Aug. 8, 2007 — -- Some recent posts on actress Roseanne Barr's MySpace page created a minor stir in the world of celebrity gossip. While extolling the virtues of spam and cursing George Bush, the messages seemed to indicate that Barr was drunk out of her mind while writing them.
"i need to stop drinking, but i do not wish to ... i am in Hawaii on the beach drunk," read one message. Another said, "when you are old, you pee your pants more it seems."
It appeared to be an open-and-shut case of BUI (blogging under the influence), but now Barr has posted a message on her official Web site (www.roseanneworld.com) denying that she wrote those MySpace rants. Instead, she says an intern, who has since been fired, hacked into her MySpace page to post them.
And in a bizarre follow-up message on her Web site, Barr claimed the same intern has also stolen a sex tape from her, and she is willing to pay $25,000 for its return. "Unless someone would like to distribute it — then I am willing to deal," she added.
Barr also said that celebrity blogger Perez Hilton knows who took the sex tape — an allegation he denied.
"I think she's being funny," Hilton said. "I hope there's no sex tape! Or maybe I do, I don't know."
Hilton finds the whole intern story suspicious. "Does Roseanne even have an intern?" he said. "I mean, who interns for Roseanne?"
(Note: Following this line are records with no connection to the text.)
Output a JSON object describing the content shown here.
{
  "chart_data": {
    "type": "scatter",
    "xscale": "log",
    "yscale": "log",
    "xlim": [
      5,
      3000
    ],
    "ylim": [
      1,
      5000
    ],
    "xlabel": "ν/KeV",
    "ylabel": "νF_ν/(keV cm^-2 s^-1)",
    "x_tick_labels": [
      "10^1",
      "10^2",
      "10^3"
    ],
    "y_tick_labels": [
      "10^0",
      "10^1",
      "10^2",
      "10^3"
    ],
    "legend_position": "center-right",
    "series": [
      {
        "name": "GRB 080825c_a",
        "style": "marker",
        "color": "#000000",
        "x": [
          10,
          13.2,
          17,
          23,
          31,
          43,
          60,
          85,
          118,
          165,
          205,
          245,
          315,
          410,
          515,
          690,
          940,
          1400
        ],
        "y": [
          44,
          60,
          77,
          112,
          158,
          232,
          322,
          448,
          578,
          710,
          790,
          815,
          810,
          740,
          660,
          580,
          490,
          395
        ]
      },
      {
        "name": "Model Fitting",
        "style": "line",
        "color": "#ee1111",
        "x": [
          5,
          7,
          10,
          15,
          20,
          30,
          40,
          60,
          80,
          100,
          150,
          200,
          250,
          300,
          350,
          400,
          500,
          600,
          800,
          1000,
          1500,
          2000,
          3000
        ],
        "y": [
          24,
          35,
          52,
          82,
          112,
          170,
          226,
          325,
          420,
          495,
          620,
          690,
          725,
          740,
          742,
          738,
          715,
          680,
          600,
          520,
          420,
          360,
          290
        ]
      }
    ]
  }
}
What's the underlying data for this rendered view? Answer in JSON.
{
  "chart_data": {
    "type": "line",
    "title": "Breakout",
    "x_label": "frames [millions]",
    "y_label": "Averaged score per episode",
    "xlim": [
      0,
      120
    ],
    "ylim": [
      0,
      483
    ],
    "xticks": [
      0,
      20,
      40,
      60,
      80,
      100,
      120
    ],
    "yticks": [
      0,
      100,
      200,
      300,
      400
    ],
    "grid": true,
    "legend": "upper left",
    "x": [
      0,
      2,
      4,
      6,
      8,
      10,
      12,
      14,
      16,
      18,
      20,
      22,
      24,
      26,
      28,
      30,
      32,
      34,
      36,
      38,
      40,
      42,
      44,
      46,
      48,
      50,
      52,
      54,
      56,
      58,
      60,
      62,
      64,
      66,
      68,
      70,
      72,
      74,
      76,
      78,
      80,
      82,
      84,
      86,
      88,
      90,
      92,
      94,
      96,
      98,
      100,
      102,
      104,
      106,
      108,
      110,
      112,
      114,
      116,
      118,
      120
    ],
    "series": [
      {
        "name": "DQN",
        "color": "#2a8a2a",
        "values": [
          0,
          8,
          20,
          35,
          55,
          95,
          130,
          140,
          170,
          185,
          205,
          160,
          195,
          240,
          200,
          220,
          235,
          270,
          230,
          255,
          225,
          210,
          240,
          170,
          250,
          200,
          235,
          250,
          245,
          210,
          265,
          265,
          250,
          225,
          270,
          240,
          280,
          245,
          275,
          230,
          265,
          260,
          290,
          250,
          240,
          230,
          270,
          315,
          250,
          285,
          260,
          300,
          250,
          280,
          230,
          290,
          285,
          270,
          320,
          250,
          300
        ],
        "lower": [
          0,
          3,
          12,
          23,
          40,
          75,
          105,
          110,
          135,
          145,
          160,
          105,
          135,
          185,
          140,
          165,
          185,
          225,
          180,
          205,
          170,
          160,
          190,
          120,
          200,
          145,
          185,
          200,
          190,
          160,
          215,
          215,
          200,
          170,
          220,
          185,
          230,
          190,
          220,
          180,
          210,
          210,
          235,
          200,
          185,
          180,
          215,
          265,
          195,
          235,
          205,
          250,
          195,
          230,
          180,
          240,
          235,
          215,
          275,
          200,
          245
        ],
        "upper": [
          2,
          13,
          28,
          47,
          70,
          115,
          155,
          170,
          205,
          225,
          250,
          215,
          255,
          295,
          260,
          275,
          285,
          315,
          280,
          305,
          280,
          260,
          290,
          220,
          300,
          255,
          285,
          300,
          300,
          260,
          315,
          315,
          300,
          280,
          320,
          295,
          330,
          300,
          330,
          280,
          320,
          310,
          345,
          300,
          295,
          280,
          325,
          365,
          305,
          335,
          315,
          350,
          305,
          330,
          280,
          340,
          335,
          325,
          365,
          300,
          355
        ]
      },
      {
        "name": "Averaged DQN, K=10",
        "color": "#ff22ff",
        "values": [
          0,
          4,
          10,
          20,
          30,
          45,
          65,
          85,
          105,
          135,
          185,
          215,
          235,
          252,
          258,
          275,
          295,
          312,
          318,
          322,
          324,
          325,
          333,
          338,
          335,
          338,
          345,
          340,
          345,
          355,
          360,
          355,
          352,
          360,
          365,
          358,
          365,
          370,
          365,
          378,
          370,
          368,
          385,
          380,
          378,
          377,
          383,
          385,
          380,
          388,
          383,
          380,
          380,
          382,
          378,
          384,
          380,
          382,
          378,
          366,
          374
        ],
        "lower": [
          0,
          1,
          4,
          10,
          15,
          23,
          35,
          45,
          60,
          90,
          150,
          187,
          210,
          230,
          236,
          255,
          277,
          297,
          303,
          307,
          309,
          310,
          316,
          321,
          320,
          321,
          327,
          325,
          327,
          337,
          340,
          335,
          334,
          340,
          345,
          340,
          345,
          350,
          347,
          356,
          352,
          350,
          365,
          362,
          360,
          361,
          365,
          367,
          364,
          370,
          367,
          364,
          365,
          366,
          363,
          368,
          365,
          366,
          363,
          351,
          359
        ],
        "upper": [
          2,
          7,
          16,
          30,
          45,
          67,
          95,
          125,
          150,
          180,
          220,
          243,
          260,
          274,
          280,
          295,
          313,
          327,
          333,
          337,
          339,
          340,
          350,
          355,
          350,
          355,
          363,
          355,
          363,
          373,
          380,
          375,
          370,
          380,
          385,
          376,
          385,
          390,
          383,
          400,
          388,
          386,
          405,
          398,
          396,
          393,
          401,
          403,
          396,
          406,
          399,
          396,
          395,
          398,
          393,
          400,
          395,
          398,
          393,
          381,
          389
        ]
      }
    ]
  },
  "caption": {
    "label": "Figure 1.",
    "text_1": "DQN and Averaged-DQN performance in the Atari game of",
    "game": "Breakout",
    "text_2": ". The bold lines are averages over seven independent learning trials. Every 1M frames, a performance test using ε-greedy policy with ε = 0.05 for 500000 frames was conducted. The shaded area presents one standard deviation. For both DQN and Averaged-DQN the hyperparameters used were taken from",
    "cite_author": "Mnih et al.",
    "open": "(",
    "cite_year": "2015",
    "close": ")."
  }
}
An e-mail message to Barr's Web site was not returned.
Whatever the truth, Barr's online messages highlight both the dangers of blogging under the influence and the complicated world of celebrity blogs.
Mark Twain said to "write when drunk, but edit while sober."
On the Internet, editing can seem like a quaint relic of the past.
And it doesn't help that blogging under the influence is so darn easy. You can do it anywhere, anytime — at home, alone in your underwear, clutching a bottle of vodka.
Lowered inhibitions, plus an inflated sense of importance, usually equals terrible and embarrassing prose.